The Finnish variant (Yksi kortti) follows mostly the same rules as the South Korean game with the addition of allowing a player to play as many cards of the same value at once as one wishes, provided that the first card laid down is a valid answer to the card played by the previous player. In Finland the game is also typically played counterclockwise, with the loser of the previous round playing first.

=== The stockpile ===
The stockpile is the stack of cards that have not yet gone into play. If this pile gets exhausted, and that frequently happens during the game, a player takes all but the last (top) card from the discard pile, shuffle them, to form a new stock of cards

=== Play variations ===
- A player can play more than one card at a time, but the cards must be the same rank (number or letter); in effect the suit is changed.
- Two or more kings can be played, in which case the player can take yet another turn.
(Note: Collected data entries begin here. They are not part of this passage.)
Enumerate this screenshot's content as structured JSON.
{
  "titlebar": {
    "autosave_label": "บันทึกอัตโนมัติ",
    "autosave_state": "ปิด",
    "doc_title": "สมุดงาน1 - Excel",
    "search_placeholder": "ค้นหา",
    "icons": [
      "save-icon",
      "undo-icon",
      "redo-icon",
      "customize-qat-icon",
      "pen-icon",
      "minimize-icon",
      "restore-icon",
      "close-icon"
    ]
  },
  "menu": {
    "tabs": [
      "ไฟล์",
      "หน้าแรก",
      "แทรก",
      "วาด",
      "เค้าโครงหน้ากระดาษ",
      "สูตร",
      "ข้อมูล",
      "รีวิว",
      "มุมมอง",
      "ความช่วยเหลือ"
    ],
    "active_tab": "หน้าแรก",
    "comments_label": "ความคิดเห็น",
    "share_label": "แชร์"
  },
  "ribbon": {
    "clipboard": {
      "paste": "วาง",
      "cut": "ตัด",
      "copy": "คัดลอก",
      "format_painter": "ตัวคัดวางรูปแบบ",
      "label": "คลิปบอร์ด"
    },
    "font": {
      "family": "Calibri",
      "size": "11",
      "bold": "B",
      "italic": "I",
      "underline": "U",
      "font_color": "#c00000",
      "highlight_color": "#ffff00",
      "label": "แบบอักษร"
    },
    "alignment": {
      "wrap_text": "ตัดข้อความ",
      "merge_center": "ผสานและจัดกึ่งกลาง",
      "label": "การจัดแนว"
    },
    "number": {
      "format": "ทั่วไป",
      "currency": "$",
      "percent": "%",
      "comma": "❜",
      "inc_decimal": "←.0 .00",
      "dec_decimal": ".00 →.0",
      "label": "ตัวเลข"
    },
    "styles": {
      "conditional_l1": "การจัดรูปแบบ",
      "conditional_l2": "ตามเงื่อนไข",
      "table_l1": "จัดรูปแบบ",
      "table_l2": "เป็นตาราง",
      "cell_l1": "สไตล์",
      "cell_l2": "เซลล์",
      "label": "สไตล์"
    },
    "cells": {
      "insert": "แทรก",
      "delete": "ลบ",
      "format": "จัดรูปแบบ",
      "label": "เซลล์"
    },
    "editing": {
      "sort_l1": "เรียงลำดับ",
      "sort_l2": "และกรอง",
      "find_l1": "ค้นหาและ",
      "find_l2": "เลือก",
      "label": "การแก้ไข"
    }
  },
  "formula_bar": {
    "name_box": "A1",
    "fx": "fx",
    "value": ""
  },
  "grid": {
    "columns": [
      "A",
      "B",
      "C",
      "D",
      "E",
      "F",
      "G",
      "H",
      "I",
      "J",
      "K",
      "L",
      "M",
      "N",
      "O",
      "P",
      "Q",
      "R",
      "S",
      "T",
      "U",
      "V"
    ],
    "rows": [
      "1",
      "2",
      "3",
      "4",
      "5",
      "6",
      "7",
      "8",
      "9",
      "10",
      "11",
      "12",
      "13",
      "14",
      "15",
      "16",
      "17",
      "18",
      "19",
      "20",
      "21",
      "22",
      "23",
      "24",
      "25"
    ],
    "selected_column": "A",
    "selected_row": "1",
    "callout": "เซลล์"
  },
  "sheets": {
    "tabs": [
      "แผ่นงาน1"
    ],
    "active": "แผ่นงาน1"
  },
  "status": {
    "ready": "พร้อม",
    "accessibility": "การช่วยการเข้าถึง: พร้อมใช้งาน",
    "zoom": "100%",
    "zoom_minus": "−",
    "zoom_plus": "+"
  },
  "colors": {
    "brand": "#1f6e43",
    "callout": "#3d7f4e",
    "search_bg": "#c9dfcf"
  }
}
Two or more queens are played, the effect of the second cancels the first. If two or more jacks are played, one player is skipped for each jack.
- A maximum number of cards to be drawn due to a series of attack cards can be set (usually 20).
- When playing against an attack card, a player must play one of equal or greater value of the top card. If the player plays a card with less damage, they must draw another from the stock, and if they play a Two on an ace, they must still draw a card.
- Other reasons for penalty cards can be added.
- Instead of being a shield, a 3 can be used as a mirror to return the attack to the last attacking player, also reversing the direction of play.
- If a player ends on an attack card, and the attack moves through the whole circle back to them, they must pick up the cards associated with that attack (works best with two players).